Such is the fascination with the excessive wealth of the ever-expanding fortunate few, the news service Bloomberg this week also launched a daily index of the world's top 20 billionaires.
Those of a jealous disposition can log in daily to check in with movements in Warren Buffett's $US44 billion fortune, or that of the world's richest man, Mexican telecommunications tycoon, Carlos Slim Helu, on $US69 billion.
Billionaires have been dragged out into the global spotlight, and they're not necessarily enjoying the attention.
At the heart of this billionaires fever is a concern to get to the bottom of what constitutes ''excessive wealth''. It's been a long time since anyone suggested resources should be evenly distributed across societies. A little bit of inequality can be a good thing, by providing the incentive to innovate and produce. Society owes much to the technological advances of some of these billionaires, such as Bill Gates, Facebook founder Mark Zuckerberg and the late Steve Jobs, who's $US9 billion fortune now passes to his wife and family.

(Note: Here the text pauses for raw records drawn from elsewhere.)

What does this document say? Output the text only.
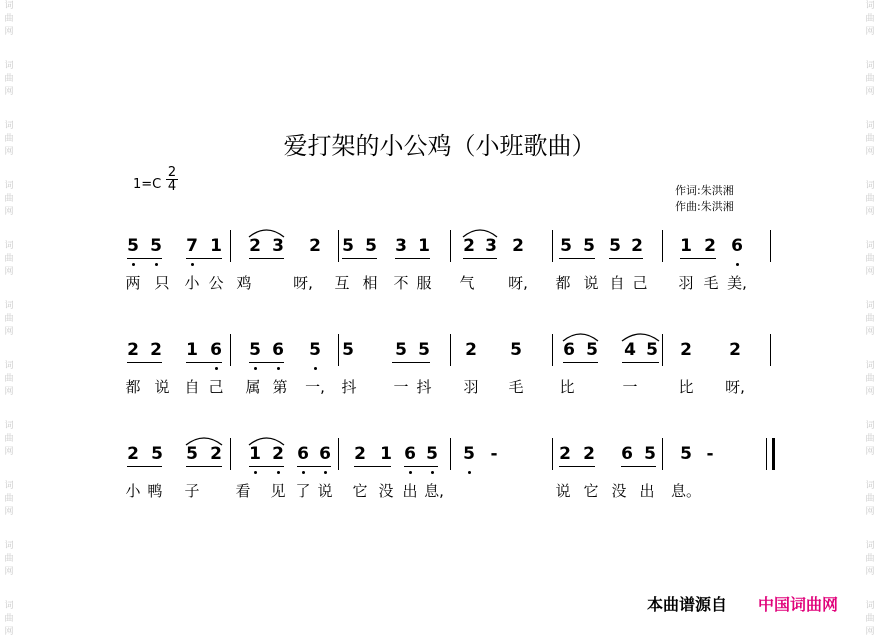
词
曲
网
词
曲
网
词
曲
网
词
曲
网
词
曲
网
词
曲
网
词
曲
网
词
曲
网
词
曲
网
词
曲
网
词
曲
网
词
曲
网
词
曲
网
词
曲
网
词
曲
网
词
曲
网
词
曲
网
词
曲
网
词
曲
网
词
曲
网
词
曲
网
词
曲
网
爱打架的小公鸡（小班歌曲）
$1=C \frac{2}{4}$	作词:朱洪湘
作曲:朱洪湘
5 5 7 1 2 3 2 5 5 3 1 2 3 2 5 5 5 2 1 2 6
两 只 小 公 鸡	呀, 互 相 不 服 气 呀, 都 说 自 己 羽 毛 美,
2 2 1 6 5 6 5 5 5 5 2 5 6 5 4 5 2 2
都 说 自 己 属 第 一, 抖 一 抖 羽 毛 比	一	比 呀,
2 5 5 2 1 2 6 6 2 1 6 5 5 -	2 2 6 5 5 -
小 鸭 子 看 见 了 说 它 没 出 息,	说 它 没 出 息。
本曲谱源自 中国词曲网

Many's a woman who would welcome the entry of Sara Blakely - the founder of Spanx - into the club.
Behind the concern about billionaires is a concern about whether it's possible to generate such wealth by getting paid for creating value.
There are only two ways to make money - create value, or get it from someone else; grow the economic pie, or bite into someone else's piece. The first method is rightfully admired, the second - be it through inheritance, asset price inflation which forces others to pay more, or through exploiting weaknesses in the tax system - is the cause of much ire.
Billionaires might not like the scrutiny, but it's important we figure out which method is in the ascendancy.